Validity of Fick’s Law
It must be emphasized that Fick’s law is an approximation and was derived under the following conditions:
- Infinite medium. This assumption is necessary to allow integration over all space but flux contributions are negligible beyond a few mean free paths (about three mean free paths) from boundaries of the diffusive medium.
- Sources or sinks. Derivation of Fick’s law assumes that the contribution to the flux is mostly from elastic scattering reactions. Source neutrons contribute to the flux if they are more than a few mean free paths from a source.
- Uniform medium. Derivation of Fick’s law assumes that a uniform medium was used. There are different scattering properties at the boundary (interface) between two media.
- Isotropic scattering. Isotropic scattering occurs at low energies, but is not true in general. Presence of anisotropic scattering can be corrected by modification of the diffusion coefficient (based on transport theory).
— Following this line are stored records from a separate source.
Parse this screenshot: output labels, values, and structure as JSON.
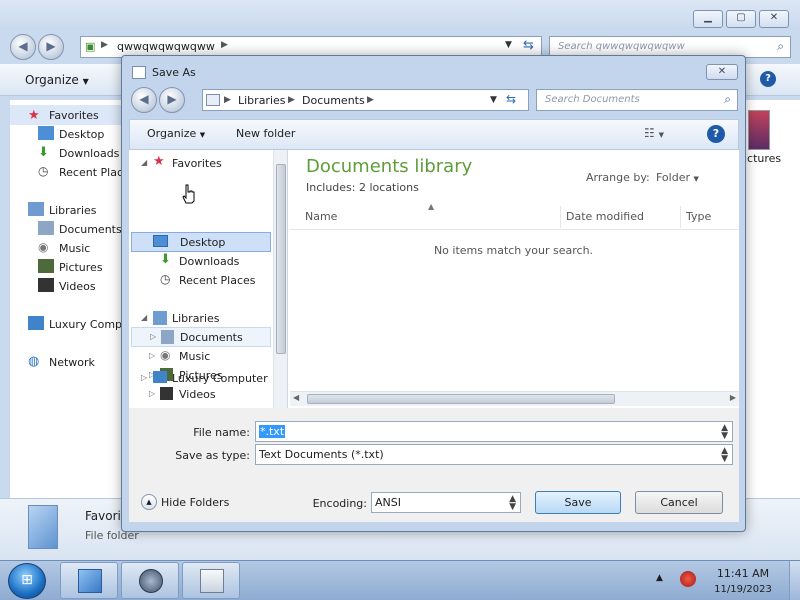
{
  "background_window": {
    "address_path": "qwwqwqwqwqww",
    "search_placeholder": "Search qwwqwqwqwqww",
    "toolbar": {
      "organize": "Organize"
    },
    "nav": {
      "favorites": "Favorites",
      "desktop": "Desktop",
      "downloads": "Downloads",
      "recent_places": "Recent Plac",
      "libraries": "Libraries",
      "documents": "Documents",
      "music": "Music",
      "pictures": "Pictures",
      "videos": "Videos",
      "computer": "Luxury Comp",
      "network": "Network"
    },
    "content_partial_label": "ictures",
    "details": {
      "name": "Favori",
      "type": "File folder"
    }
  },
  "dialog": {
    "title": "Save As",
    "close_glyph": "✕",
    "address": {
      "crumbs": [
        "Libraries",
        "Documents"
      ]
    },
    "search_placeholder": "Search Documents",
    "toolbar": {
      "organize": "Organize",
      "new_folder": "New folder",
      "help": "?"
    },
    "nav": {
      "favorites": "Favorites",
      "desktop": "Desktop",
      "downloads": "Downloads",
      "recent_places": "Recent Places",
      "libraries": "Libraries",
      "documents": "Documents",
      "music": "Music",
      "pictures": "Pictures",
      "videos": "Videos",
      "computer": "Luxury Computer"
    },
    "library": {
      "title": "Documents library",
      "includes_label": "Includes:",
      "includes_value": "2 locations",
      "arrange_label": "Arrange by:",
      "arrange_value": "Folder"
    },
    "columns": [
      "Name",
      "Date modified",
      "Type"
    ],
    "empty_message": "No items match your search.",
    "file_name_label": "File name:",
    "file_name_value": "*.txt",
    "save_as_type_label": "Save as type:",
    "save_as_type_value": "Text Documents (*.txt)",
    "hide_folders": "Hide Folders",
    "encoding_label": "Encoding:",
    "encoding_value": "ANSI",
    "save_button": "Save",
    "cancel_button": "Cancel"
  },
  "taskbar": {
    "time": "11:41 AM",
    "date": "11/19/2023"
  },
  "colors": {
    "library_title": "#5d9d3a",
    "selection": "#3399ff",
    "nav_selected": "#cde0f7"
  }
}
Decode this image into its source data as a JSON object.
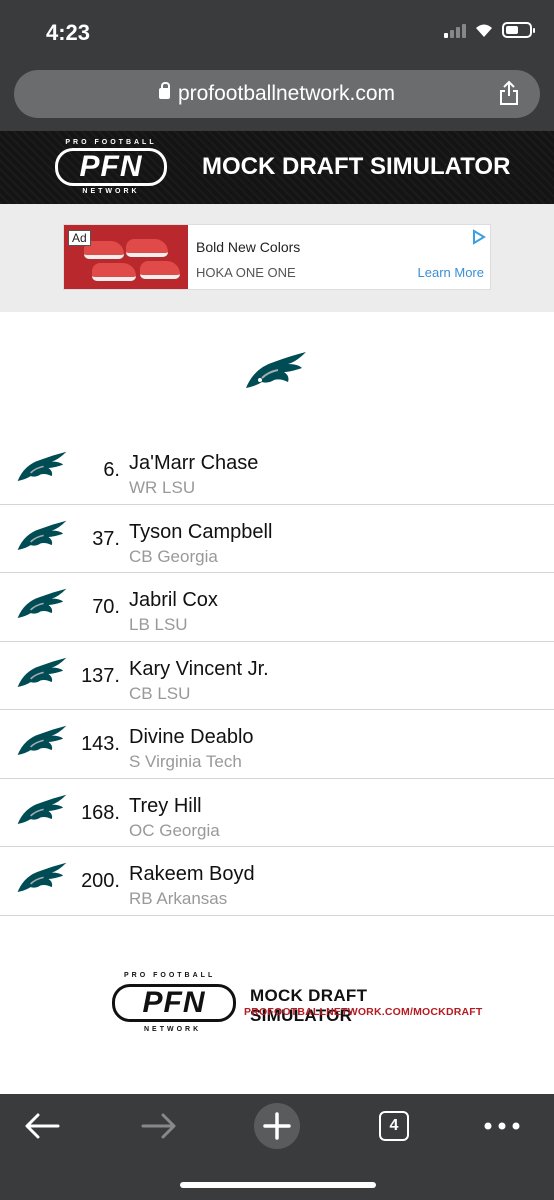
{
  "status_bar": {
    "time": "4:23"
  },
  "browser": {
    "url": "profootballnetwork.com",
    "tab_count": "4"
  },
  "header": {
    "logo_top": "PRO FOOTBALL",
    "logo_main": "PFN",
    "logo_bottom": "NETWORK",
    "title": "MOCK DRAFT SIMULATOR"
  },
  "ad": {
    "badge": "Ad",
    "title": "Bold New Colors",
    "brand": "HOKA ONE ONE",
    "cta": "Learn More"
  },
  "picks": [
    {
      "number": "6.",
      "name": "Ja'Marr Chase",
      "detail": "WR LSU"
    },
    {
      "number": "37.",
      "name": "Tyson Campbell",
      "detail": "CB Georgia"
    },
    {
      "number": "70.",
      "name": "Jabril Cox",
      "detail": "LB LSU"
    },
    {
      "number": "137.",
      "name": "Kary Vincent Jr.",
      "detail": "CB LSU"
    },
    {
      "number": "143.",
      "name": "Divine Deablo",
      "detail": "S Virginia Tech"
    },
    {
      "number": "168.",
      "name": "Trey Hill",
      "detail": "OC Georgia"
    },
    {
      "number": "200.",
      "name": "Rakeem Boyd",
      "detail": "RB Arkansas"
    }
  ],
  "footer": {
    "logo_top": "PRO FOOTBALL",
    "logo_main": "PFN",
    "logo_bottom": "NETWORK",
    "title": "MOCK DRAFT SIMULATOR",
    "url": "PROFOOTBALLNETWORK.COM/MOCKDRAFT"
  },
  "colors": {
    "chrome": "#3a3b3d",
    "accent_red": "#b51b22",
    "eagle_green": "#004c54"
  }
}
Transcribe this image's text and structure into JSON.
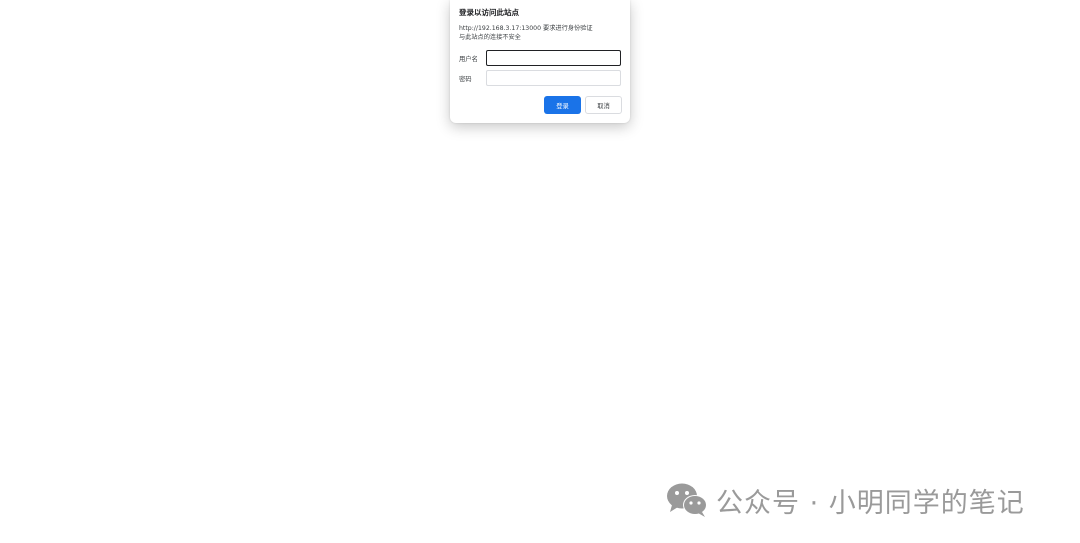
{
  "dialog": {
    "title": "登录以访问此站点",
    "message_line1": "http://192.168.3.17:13000 要求进行身份验证",
    "message_line2": "与此站点的连接不安全",
    "username_label": "用户名",
    "username_value": "",
    "password_label": "密码",
    "password_value": "",
    "login_button": "登录",
    "cancel_button": "取消",
    "accent_color": "#1a73e8"
  },
  "watermark": {
    "icon": "wechat-icon",
    "text": "公众号 · 小明同学的笔记"
  }
}
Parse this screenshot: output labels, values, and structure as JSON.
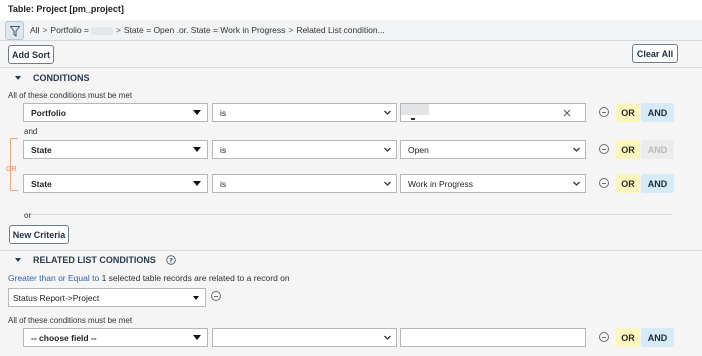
{
  "window": {
    "title": "Table: Project [pm_project]"
  },
  "breadcrumb": {
    "items": [
      "All",
      "Portfolio =",
      "State = Open .or. State = Work in Progress",
      "Related List condition..."
    ],
    "separator": ">"
  },
  "toolbar": {
    "add_sort": "Add Sort",
    "clear_all": "Clear All"
  },
  "conditions": {
    "heading": "CONDITIONS",
    "note": "All of these conditions must be met",
    "rows": [
      {
        "field": "Portfolio",
        "operator": "is",
        "value": ""
      },
      {
        "field": "State",
        "operator": "is",
        "value": "Open"
      },
      {
        "field": "State",
        "operator": "is",
        "value": "Work in Progress"
      }
    ],
    "and_text": "and",
    "or_bracket_label": "OR",
    "or_text": "or",
    "new_criteria": "New Criteria",
    "or_label": "OR",
    "and_label": "AND"
  },
  "related": {
    "heading": "RELATED LIST CONDITIONS",
    "help_icon": "question-circle-icon",
    "desc_link": "Greater than or Equal to",
    "desc_rest": "1 selected table records are related to a record on",
    "relation": "Status Report->Project",
    "note": "All of these conditions must be met",
    "row": {
      "field": "-- choose field --",
      "operator": "",
      "value": ""
    }
  },
  "colors": {
    "or_bg": "#fbf6bd",
    "and_bg": "#d6ebf8",
    "or_bracket": "#f0a680",
    "link": "#2a66a8"
  }
}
- Low absorbing medium. Derivation of Fick’s law assumes (an expansion in a Taylor’s series) that the neutron flux, φ, is slowly varying. Large variations in φ occur when Σa (neutron absorption) is large (compared to Σs). Σa << Σs
- Time – independent flux. Derivation of Fick’s law assumes that the neutron flux is independent of time.
To some extent, these limitations are valid in every practical reactor. Nevertheless Fick’s law gives a reasonable approximation. For more detailed calculations, higher order methods are available.